La question des proportions m’a sauté aux yeux après coup. Un miroir de 70 centimètres sur un mur de 90 centimètres laisse presque rien autour, et le blanc du mur disparaît. Dans ce cas, le regard ne sait plus où se poser, et l’entrée paraît tassée. J’aurais dû laisser 10 centimètres de chaque côté, au moins, pour que le cadre ne mange pas tout. Le cadre épais créait une masse visuelle trop forte sur ce mur clair, et je l’ai vu trop tard.
- prendre une photo depuis l’encadrement de la porte avant la fixation
- tester le panneau au ruban de masquage sur le mur pendant une soirée
- regarder ce que le miroir reflète à hauteur réelle, pas seulement de face
Je n’avais pas regardé les reflets du désordre, seulement le miroir en lui-même. Le matin, quand je passais vite, il avait l’air presque logique. Le soir, avec le plafonnier allumé et les chaussures au sol, il devenait brutal. C’est là que j’ai compris ce que je rate par moments quand je me laisse séduire par une belle photo. La scène réelle, elle, ne pardonne pas.
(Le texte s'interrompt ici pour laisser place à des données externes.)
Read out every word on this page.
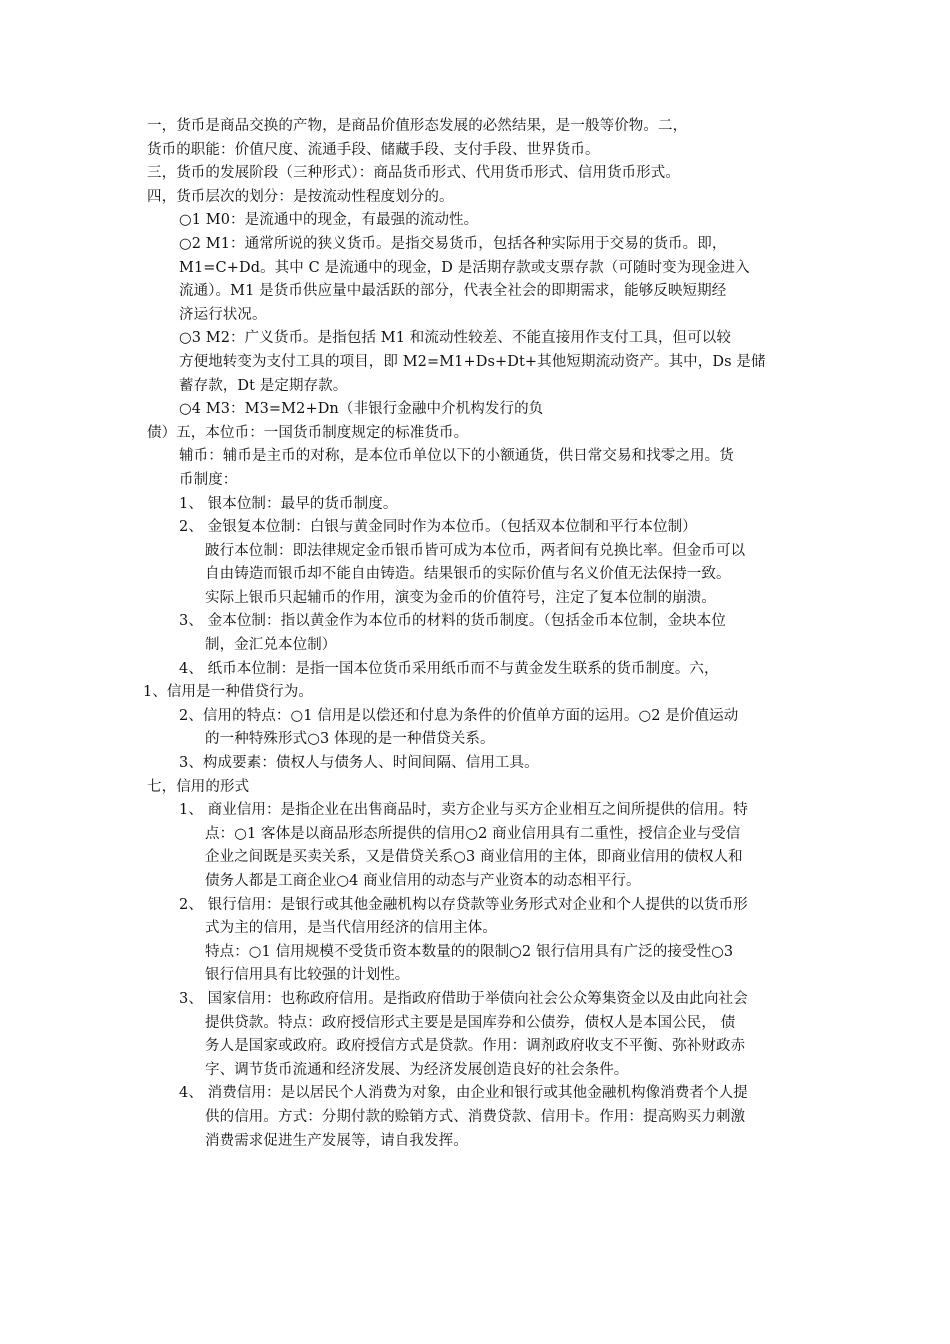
一，货币是商品交换的产物，是商品价值形态发展的必然结果，是一般等价物。二，
货币的职能：价值尺度、流通手段、储藏手段、支付手段、世界货币。
三，货币的发展阶段（三种形式）：商品货币形式、代用货币形式、信用货币形式。
四，货币层次的划分：是按流动性程度划分的。
○1 M0：是流通中的现金，有最强的流动性。
○2 M1：通常所说的狭义货币。是指交易货币，包括各种实际用于交易的货币。即，
M1=C+Dd。其中 C 是流通中的现金，D 是活期存款或支票存款（可随时变为现金进入
流通）。M1 是货币供应量中最活跃的部分，代表全社会的即期需求，能够反映短期经
济运行状况。
○3 M2：广义货币。是指包括 M1 和流动性较差、不能直接用作支付工具，但可以较
方便地转变为支付工具的项目，即 M2=M1+Ds+Dt+其他短期流动资产。其中，Ds 是储
蓄存款，Dt 是定期存款。
○4 M3：M3=M2+Dn（非银行金融中介机构发行的负
债）五，本位币：一国货币制度规定的标准货币。
辅币：辅币是主币的对称，是本位币单位以下的小额通货，供日常交易和找零之用。货
币制度：
1、 银本位制：最早的货币制度。
2、 金银复本位制：白银与黄金同时作为本位币。（包括双本位制和平行本位制）
跛行本位制：即法律规定金币银币皆可成为本位币，两者间有兑换比率。但金币可以
自由铸造而银币却不能自由铸造。结果银币的实际价值与名义价值无法保持一致。
实际上银币只起辅币的作用，演变为金币的价值符号，注定了复本位制的崩溃。
3、 金本位制：指以黄金作为本位币的材料的货币制度。（包括金币本位制，金块本位
制，金汇兑本位制）
4、 纸币本位制：是指一国本位货币采用纸币而不与黄金发生联系的货币制度。六，
1、信用是一种借贷行为。
2、信用的特点：○1 信用是以偿还和付息为条件的价值单方面的运用。○2 是价值运动
的一种特殊形式○3 体现的是一种借贷关系。
3、构成要素：债权人与债务人、时间间隔、信用工具。
七，信用的形式
1、 商业信用：是指企业在出售商品时，卖方企业与买方企业相互之间所提供的信用。特
点：○1 客体是以商品形态所提供的信用○2 商业信用具有二重性，授信企业与受信
企业之间既是买卖关系，又是借贷关系○3 商业信用的主体，即商业信用的债权人和
债务人都是工商企业○4 商业信用的动态与产业资本的动态相平行。
2、 银行信用：是银行或其他金融机构以存贷款等业务形式对企业和个人提供的以货币形
式为主的信用，是当代信用经济的信用主体。
特点：○1 信用规模不受货币资本数量的的限制○2 银行信用具有广泛的接受性○3
银行信用具有比较强的计划性。
3、 国家信用：也称政府信用。是指政府借助于举债向社会公众筹集资金以及由此向社会
提供贷款。特点：政府授信形式主要是是国库券和公债券，债权人是本国公民， 债
务人是国家或政府。政府授信方式是贷款。作用：调剂政府收支不平衡、弥补财政赤
字、调节货币流通和经济发展、为经济发展创造良好的社会条件。
4、 消费信用：是以居民个人消费为对象，由企业和银行或其他金融机构像消费者个人提
供的信用。方式：分期付款的赊销方式、消费贷款、信用卡。作用：提高购买力刺激
消费需求促进生产发展等，请自我发挥。
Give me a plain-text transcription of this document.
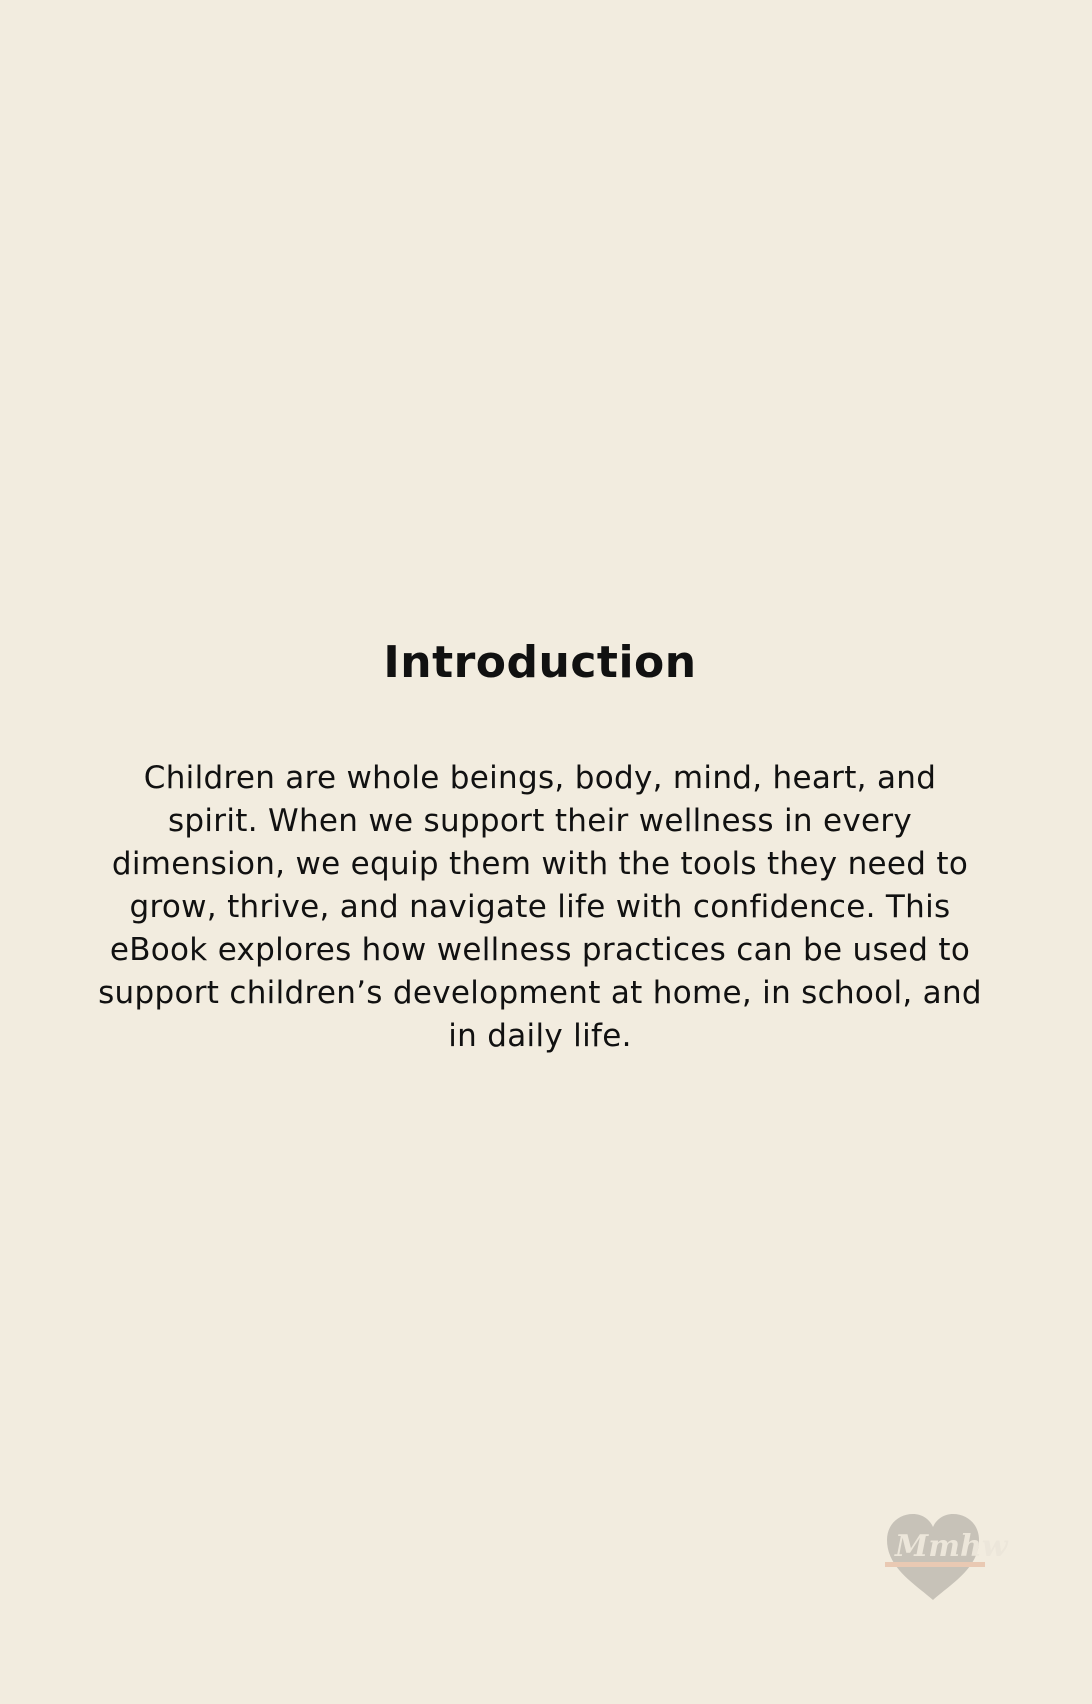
Introduction

Children are whole beings, body, mind, heart, and spirit. When we support their wellness in every dimension, we equip them with the tools they need to grow, thrive, and navigate life with confidence. This eBook explores how wellness practices can be used to support children’s development at home, in school, and in daily life.

Mmhw
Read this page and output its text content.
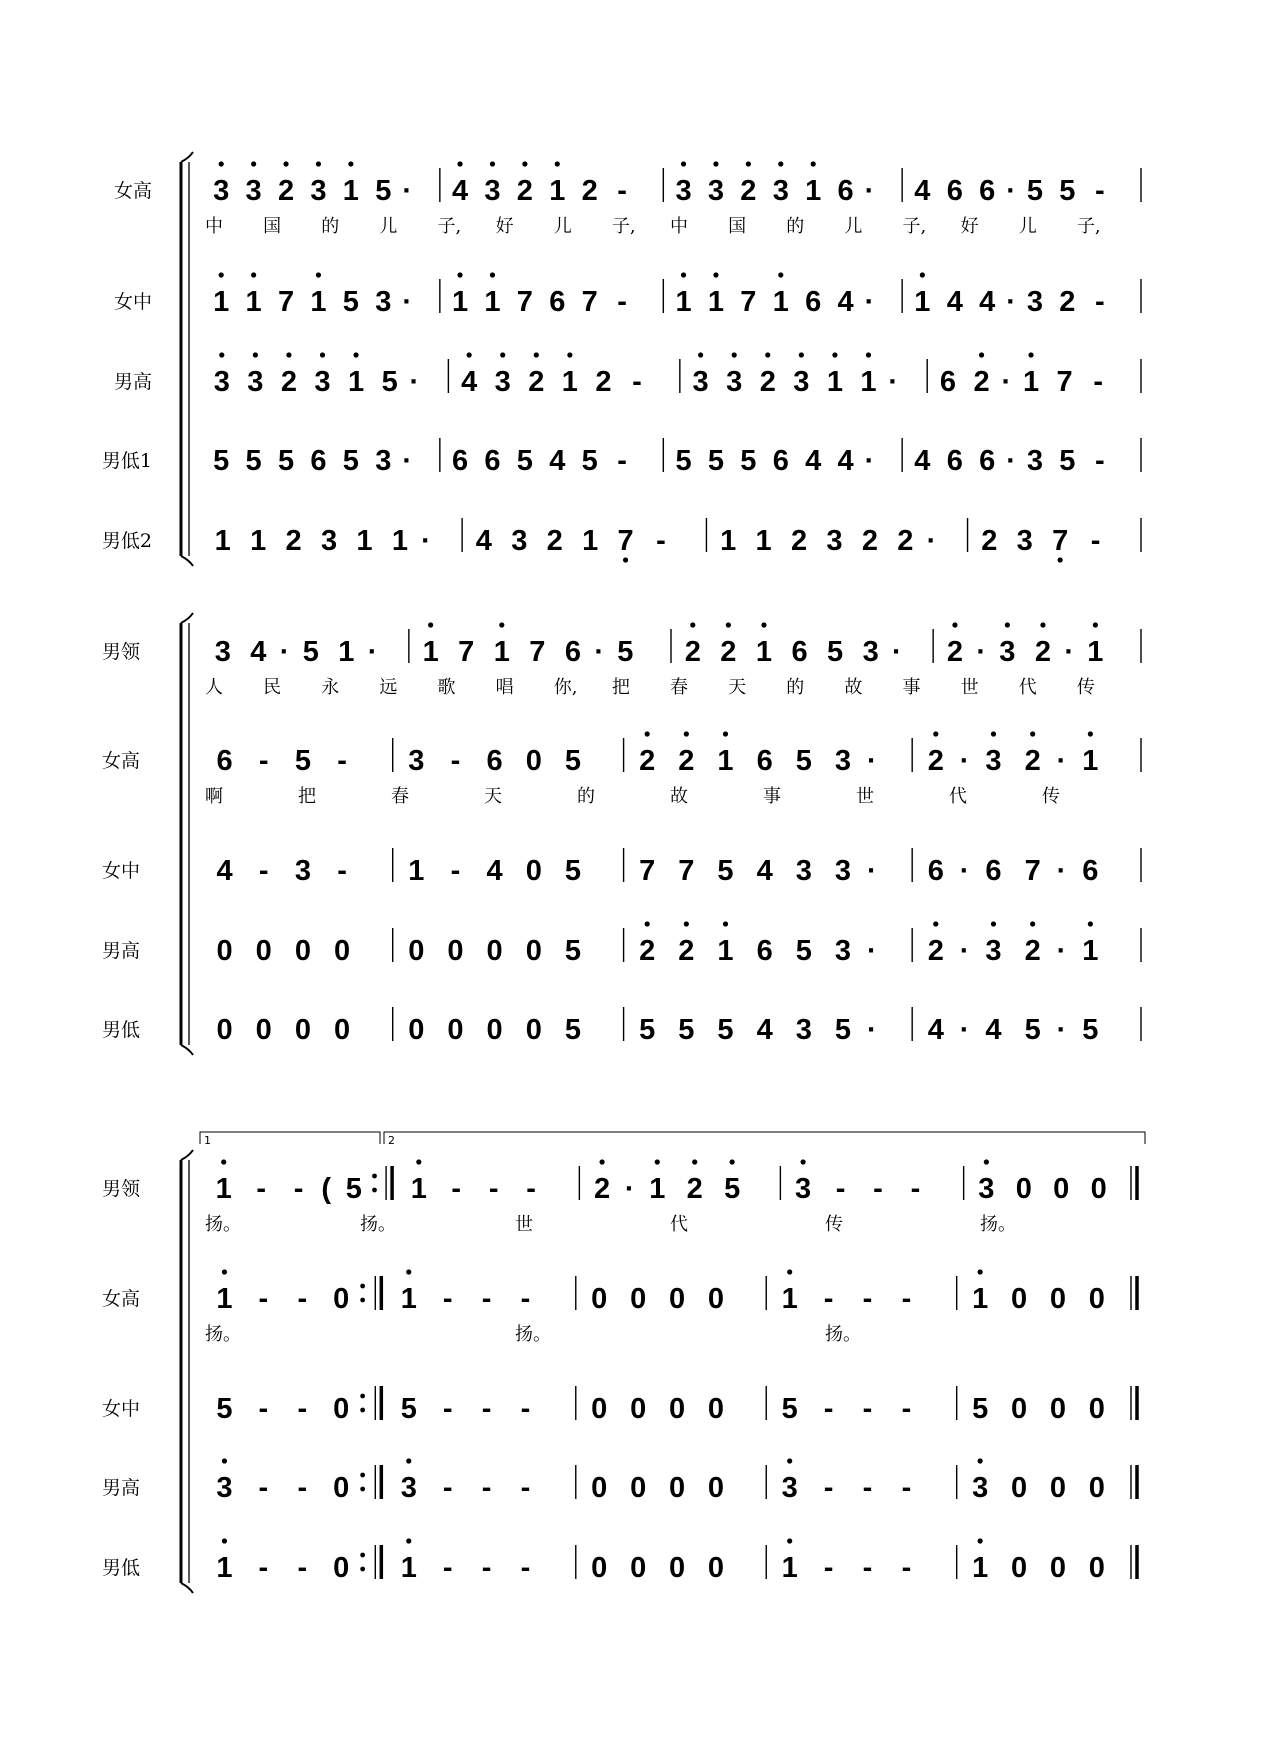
女高 3 3 2 3 1 5 · 4 3 2 1 2 - 3 3 2 3 1 6 · 4 6 6 · 5 5 -
中 国 的 儿 子, 好 儿 子, 中 国 的 儿 子, 好 儿 子,
女中 1 1 7 1 5 3 · 1 1 7 6 7 - 1 1 7 1 6 4 · 1 4 4 · 3 2 -
男高 3 3 2 3 1 5 · 4 3 2 1 2 - 3 3 2 3 1 1 · 6 2 · 1 7 -
男低1 5 5 5 6 5 3 · 6 6 5 4 5 - 5 5 5 6 4 4 · 4 6 6 · 3 5 -
男低2 1 1 2 3 1 1 · 4 3 2 1 7 - 1 1 2 3 2 2 · 2 3 7 -
男领	3 4 · 5 1 · 1 7 1 7 6 · 5 2 2 1 6 5 3 · 2 · 3 2 · 1
人 民 永 远 歌 唱 你, 把 春 天 的 故 事 世 代 传
女高	6 - 5 - 3 - 6 0 5 2 2 1 6 5 3 · 2 · 3 2 · 1
啊	把	春	天	的	故	事	世	代	传
女中	4 - 3 - 1 - 4 0 5 7 7 5 4 3 3 · 6 · 6 7 · 6
男高	0 0 0 0 0 0 0 0 5 2 2 1 6 5 3 · 2 · 3 2 · 1
男低	0 0 0 0 0 0 0 0 5 5 5 5 4 3 5 · 4 · 4 5 · 5
1	2
男领	1 - - ( 5 1 - - - 2 · 1 2 5 3 - - - 3 0 0 0
扬。	扬。	世	代	传	扬。
女高	1 - - 0 1 - - - 0 0 0 0 1 - - - 1 0 0 0
扬。	扬。	扬。
女中	5 - - 0 5 - - - 0 0 0 0 5 - - - 5 0 0 0
男高	3 - - 0 3 - - - 0 0 0 0 3 - - - 3 0 0 0
男低	1 - - 0 1 - - - 0 0 0 0 1 - - - 1 0 0 0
Le bilan amer et ce que je ferais différemment aujourd’hui
J’ai fini par remplacer le grand miroir par un modèle plus étroit et vertical, avec un cadre fin, placé sur un mur perpendiculaire à la porte. Le changement a été visible le jour même. L’entrée paraissait plus haute, plus calme, et le meuble à chaussures ne sautait plus au visage en entrant. Dans notre foyer à deux, ça a changé la sensation du retour du soir. On vit à deux, mon compagnon et moi, et ce petit passage a repris sa place sans prendre tout le décor.
En tant que Décoratrice d’intérieur indépendante en cabinet local, j’ai retenu cette erreur comme un vrai rappel de terrain, pas comme une leçon théorique. Mon travail de Décoratrice d’intérieur indépendante en cabinet local m’a appris que la lumière et le reflet se vérifient avant la taille, pas après. Le Diplôme en design d’intérieur (Institut Supérieur des Arts Appliqués, 2014) m’a donné ce réflexe de base, et les repères que j’ai déjà lus chez Elle Décoration sur les petits volumes allaient dans le même sens. Pour l’électricité autour d’une applique ou d’un point trop proche du réseau, je ne joue pas à la technicienne, je passe la main à un électricien.
J’ai surtout regretté l’effet vitrine. En rentrant, je me suis sentie observée par mon propre reflet, comme si l’entrée me renvoyait avant de m’accueillir. Ce coin minuscule comptait plus que je ne voulais l’admettre, parce que c’est le premier endroit qu’on traverse chaque jour. Pour quelqu’un qui accepte qu’un miroir reste discret et laisse le mur respirer, le format vertical aurait pu marcher. Moi, j’aurais aimé savoir ça avant de laisser 180 euros sur ce mur de la rue des Martyrs.